While the disasters appear to be comparable in the amount of radiation released, how and where it has been released and the structural damage to facilities themselves differ greatly.
“With Fukushima…reactor vessels which hold these radioactive cores have more or less remained intact,” Alvarez said. “There may be cracks or other things which may compromise their integrity, but they don’t have that kind of full-blown release of everything that Chernobyl experienced.
“Having said that, Chernobyl was one reactor; this [Fukushima] is four reactors plus spent fuel pools,” he said. “And the spent fuel pools do not have that extra barrier of steel and concrete to prevent the escape [of radiation].”
Alvarez says if the Fukushima crisis continues to escalate, it will put many Japanese at risk, particularly women and children.
“Women are twice as sensitive to contracting cancer of the thyroid and breast [from ionizing radiation] than men, and of course, you have the offspring,” Alvarez said. “Exposures during that period [pregnancy] are much more serious than they would be for an adult, and that you’re looking at the probability for raising the risk of childhood cancer and things like that.”
Manzurova witnessed the chilling consequences of radiation exposure to women and children during a routine assignment in Pripyat:
“Next to the operation theatre in the gynecology department, we saw a big can that is usually used in villages to carry milk.
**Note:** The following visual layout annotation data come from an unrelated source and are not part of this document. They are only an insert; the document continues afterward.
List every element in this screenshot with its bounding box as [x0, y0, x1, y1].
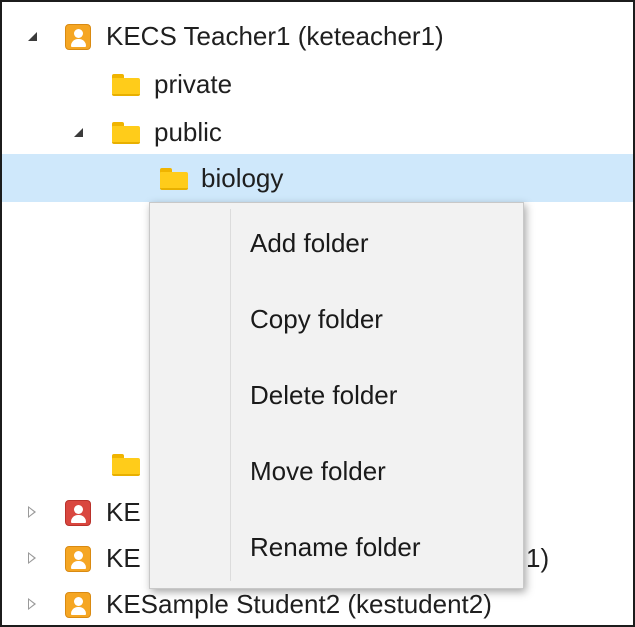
expand-toggle-icon[interactable]	[24, 26, 40, 46]
menu-item-label: Delete folder	[250, 380, 398, 410]
user-icon	[65, 592, 91, 618]
menu-item-add-folder[interactable]: Add folder	[150, 213, 523, 273]
menu-item-label: Move folder	[250, 456, 386, 486]
menu-item-delete-folder[interactable]: Delete folder	[150, 365, 523, 425]
tree-node-label-tail: 1)	[526, 543, 550, 573]
menu-item-label: Add folder	[250, 228, 369, 258]
tree-node-label: KE	[106, 497, 141, 527]
menu-item-move-folder[interactable]: Move folder	[150, 441, 523, 501]
folder-icon	[112, 122, 140, 144]
folder-icon	[112, 74, 140, 96]
tree-node-label: KESample Student2 (kestudent2)	[106, 589, 492, 619]
collapse-toggle-icon[interactable]	[24, 548, 40, 568]
user-icon	[65, 546, 91, 572]
collapse-toggle-icon[interactable]	[24, 594, 40, 614]
user-icon	[65, 500, 91, 526]
collapse-toggle-icon[interactable]	[24, 502, 40, 522]
menu-item-label: Copy folder	[250, 304, 383, 334]
folder-icon	[160, 168, 188, 190]
expand-toggle-icon[interactable]	[70, 122, 86, 142]
folder-icon	[112, 454, 140, 476]
context-menu: Add folder Copy folder Delete folder Mov…	[149, 202, 524, 589]
tree-node-label: private	[154, 69, 233, 99]
tree-node-public[interactable]: public	[2, 108, 633, 156]
user-icon	[65, 24, 91, 50]
tree-node-label: KE	[106, 543, 141, 573]
tree-node-biology[interactable]: biology	[2, 154, 633, 202]
folder-tree: KECS Teacher1 (keteacher1) private publi…	[0, 0, 635, 627]
tree-node-label: biology	[201, 163, 284, 193]
menu-item-copy-folder[interactable]: Copy folder	[150, 289, 523, 349]
tree-node-private[interactable]: private	[2, 60, 633, 108]
tree-node-label: KECS Teacher1 (keteacher1)	[106, 21, 444, 51]
tree-node-teacher1[interactable]: KECS Teacher1 (keteacher1)	[2, 12, 633, 60]
menu-item-label: Rename folder	[250, 532, 421, 562]
tree-node-label: public	[154, 117, 222, 147]
menu-item-rename-folder[interactable]: Rename folder	[150, 517, 523, 577]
I opened the lid of this can and saw that there were fetuses that were from about the 7th to 8th months of pregnancy.”
Manzurova claims that Soviet authorities forced thousands of pregnant women to abort during the evacuations. “There was a secret order by the government that all the pregnant women inside the 30-kilometer exclusion zone were to undergo either a cesarean operation or were to be induced so that they would give birth prematurely,” she said. “Only later the question came to my mind: What happened? Were these small children still alive when they were put into these big cans? It was evident they were forgotten in haste.”
Manzurova hopes the Fukushima nuclear catastrophe will inspire public demand for energy alternatives. She believes that similar accidents will continue to occur unless the industry is held accountable and takes safety precautions much more seriously. Her advice to the people of Japan is to continue monitoring the situation themselves and demand accurate information from their leaders.
“The matter of rescuing is in the hands of the person being rescued. As soon as [the people] recognize the high number of victims in the population and the damage to the environment, then the real cost of the nuclear power industry will be immediately understood for what it is,” she said.